Are you an Ibbotson fan? What's your favorite?
Thursday, October 22, 2009
Rambling On . . .
I had planned to blog on Eva Ibbotson today, but the weather interfered. I know that claim sounds absurd, but it’s true, honest. You see, cold weather has come to Georgia. Usually in October average temperatures in my hometown fall in the mid-70s, with lows in the low 50s. But this year somebody has stolen our Indian summer. I thought I had until the end of the month to exchange short-sleeved tops and cotton skirts and dresses for long-sleeved shirts, sweaters, and wool. But we’ve already switched from air conditioning to heat and put blankets on the beds, and I’ve been freezing in thin tees and jeans. So yesterday and today I have made the great wardrobe switch. Summer clothes are packed away, and my closet and chest are filled with darker colors and heavier fabrics.

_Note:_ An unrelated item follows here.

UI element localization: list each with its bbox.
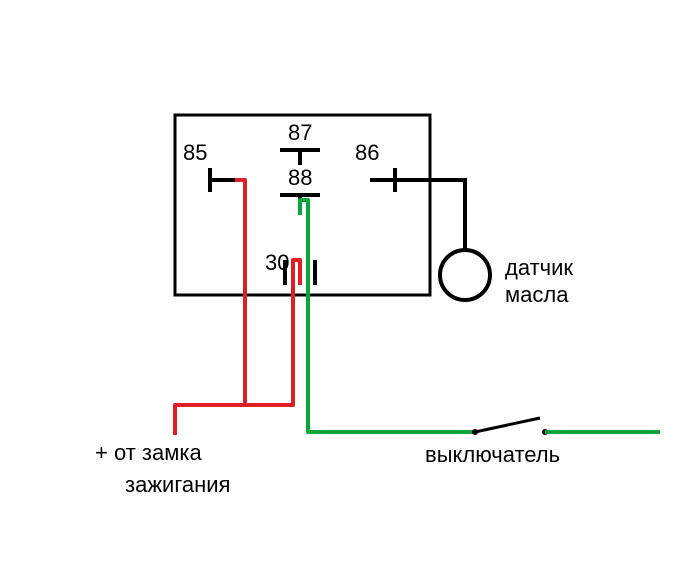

While I was in domestic mode, I decided to clean off my desk and reorganize my bookshelves, both monumental tasks that required wrenching decisions such as whether I had any use for a four-month collection of library lists and which books to prune to make room for the new keepers. All this activity left me little time to complete my Ibbotson blog. It will have to wait for next week or perhaps the one following. I felt like a failure when I thought I would go blogless this Thursday, but then I had an epiphany. I could blog about my nightstand.
Caught in the power of my semi-annual cleaning frenzy, I also cleaned off my nightstand, a chore almost as demanding as cleaning off my desk. The top of said nightstand stays relatively neat because it is mostly utilitarian. It reveals little. At all times it holds a lamp, a clock, a box of Kleenex, a bottle of water, a glass case, a small notebook, a couple of pens, and the current bedtime book—all items that could belong to a busy mother, a businesswoman, a waitress, or a dozen other women. The flowers on lamp, clock, glass case, and notebook do suggest they are the property of a woman.
But the under shelf—ah, the tales it tells. Even after the cleaning, it holds twelve books, two of them hardbacks, a stack of CDs, and a white wicker basket with a blue and yellow lining. The basket is overflowing with stuff-an angel wing shell, a tube of lip gloss, a small orange bunny named Flannery, a paperback dictionary, a gift book of angel quotations, a book journal, a half dozen bookmarks, a handmade birthday card signed in large letters by my favorite pair of brothers (ages 5 and almost 8), a notebook with my latest efforts at rewriting a key section of my first ms, and another notebook filled with preliminary info about the novel I’m hoping to draft next month for NaNoWriMo. The books include The Collected Poems of Theodore Roethke, a battered copy of Janet Burroway’s Writing Fiction, John Stott’s The Beatitudes, Stephanie Barron’s The White Garden, Eva Ibbotson’s Island of the Aunts, and seven recently-read or about-to-be-read romance paperbacks—a mix of historical and categories—with Jo Beverley’s reissued Lord Wraybourne’s Betrothed on top. The CDs are a mix of country, classical, Southern gospel, and just-for-me collections created by four of my fellow Bon Bons. Each item tells something about the person I am—the reader, the writer, the music lover, the Christian, the sentimentalist, the packrat.
What’s on your nightstand? Is it strictly utilitarian? Or does it hold clues to the person you are?